On 9/11/21 8:30 PM, Rémi Bernon wrote:
On 9/11/21 7:38 PM, Piotr Caban wrote:
On 9/11/21 4:41 PM, Rémi Bernon wrote:
On 9/11/21 8:51 AM, Piotr Caban wrote:
Signed-off-by: Piotr Caban piotr@codeweavers.com
dlls/msvcrt/string.c | 126 +++++++++++++++++++++++++++++++++++++++++++ 1 file changed, 126 insertions(+)
FWIW as far as I can see on my simple throughput benchmarks, and with the default optimization flags (-O2), the unrolled C version:
- Outperforms the SSE2 assembly on x86_64 for n <= 32 (20GB/s vs
12GB/s for n = 32), and performs equally as good for "aligned" operations on larger sizes.
- It performs roughly at a third (25GB/s vs 70GB/s on my computer) on
unaligned operations like memset(dst + 1, src, n) and n >= 256.
- On i686 it performs equally for small sizes (n <= 128) and then
performs at half the throughput (35GB/s vs 70GB/s) for aligned operations and a third for unaligned ones.
It still has the advantage of being C code, benefiting all architectures.
I think we should also improve the C implementation (I was planning to encourage you to upstream it).
Sure, I will then.
I don't have your full benchmark results but I think that the general conclusion is that SSE implementation is equally good or much faster for n>=64. I will need to improve the n<64 case.
Here are some results from my machine (x86_64, it shows how SSE implementation compares to yours): - 64MB aligned block - 1.2 * faster - 64MB unaligned - 1.3 * faster - 1MB aligned - 2 * faster - 1MB unaligned - 5 * faster - 32 bytes aligned - 2 * slower - 32 bytes unaligned - 2.3 * slower - 9 bytes - 1.3 * slower
Thanks, Piotr
The SSE2 version is definitely still better in a lot of cases, and especially for large sizes.

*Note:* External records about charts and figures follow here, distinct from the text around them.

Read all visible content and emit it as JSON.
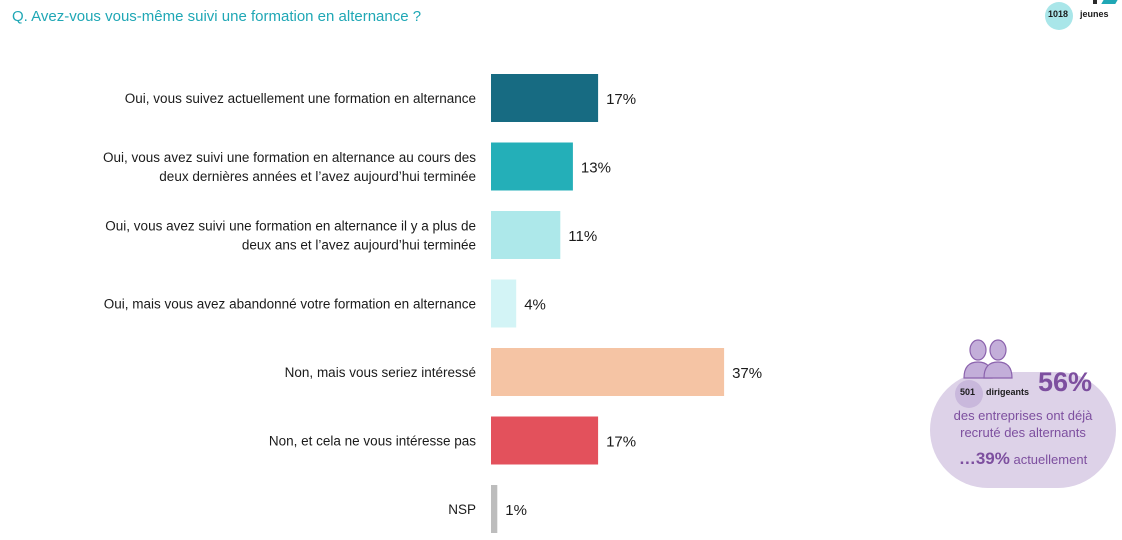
{
  "question": "Q. Avez-vous vous-même suivi une formation en alternance ?",
  "sample": {
    "count": "1018",
    "label": "jeunes"
  },
  "callout": {
    "count": "501",
    "label": "dirigeants",
    "big_value": "56%",
    "text": "des entreprises ont déjà recruté des alternants",
    "bottom_prefix": "…39%",
    "bottom_suffix": "actuellement"
  },
  "chart_data": {
    "type": "bar",
    "orientation": "horizontal",
    "categories": [
      "Oui, vous suivez actuellement une formation en alternance",
      "Oui, vous avez suivi une formation en alternance au cours des deux dernières années et l’avez aujourd’hui terminée",
      "Oui, vous avez suivi une formation en alternance il y a plus de deux ans et l’avez aujourd’hui terminée",
      "Oui, mais vous avez abandonné votre formation en alternance",
      "Non, mais vous seriez intéressé",
      "Non, et cela ne vous intéresse pas",
      "NSP"
    ],
    "label_lines": [
      [
        "Oui, vous suivez actuellement une formation en alternance"
      ],
      [
        "Oui, vous avez suivi une formation en alternance au cours des",
        "deux dernières années et l’avez aujourd’hui terminée"
      ],
      [
        "Oui, vous avez suivi une formation en alternance il y a plus de",
        "deux ans et l’avez aujourd’hui terminée"
      ],
      [
        "Oui, mais vous avez abandonné votre formation en alternance"
      ],
      [
        "Non, mais vous seriez intéressé"
      ],
      [
        "Non, et cela ne vous intéresse pas"
      ],
      [
        "NSP"
      ]
    ],
    "values": [
      17,
      13,
      11,
      4,
      37,
      17,
      1
    ],
    "value_labels": [
      "17%",
      "13%",
      "11%",
      "4%",
      "37%",
      "17%",
      "1%"
    ],
    "colors": [
      "#176b82",
      "#24afb8",
      "#ade8ea",
      "#d3f4f6",
      "#f5c4a4",
      "#e3515c",
      "#bdbdbd"
    ],
    "unit": "%",
    "xlim": [
      0,
      37
    ]
  }
}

Then, for these cases I'm thinking that the erms approach is probably the most future-proof.
Its implementation is very simple and it provides the best performance possible for large sizes, at least on recent CPUs, usually faster than SSE2, and possibly better for the CPU cache (I believe).
It also looks like that Intel and AMD intend to keep on improving rep movsb/stosb performance, and make it the preferred way to copy or clear memory, over any vectorized instruction implementation, so it could even be the best for small sizes.
I'm attaching the results I have for all the versions, including an AVX implementation that I had (although I've done it with intel intrinsics instead of assembly).
(I actually modified a bit the unrolled C version for these results, as reversing the order of the assignments in the loops did seem to improve performance somehow for the unaligned cases.)
Cheers,
Forgot to mention it, but I think this is an interesting read on that topic:
https://msrc-blog.microsoft.com/2021/01/11/building-faster-amd64-memset-rout...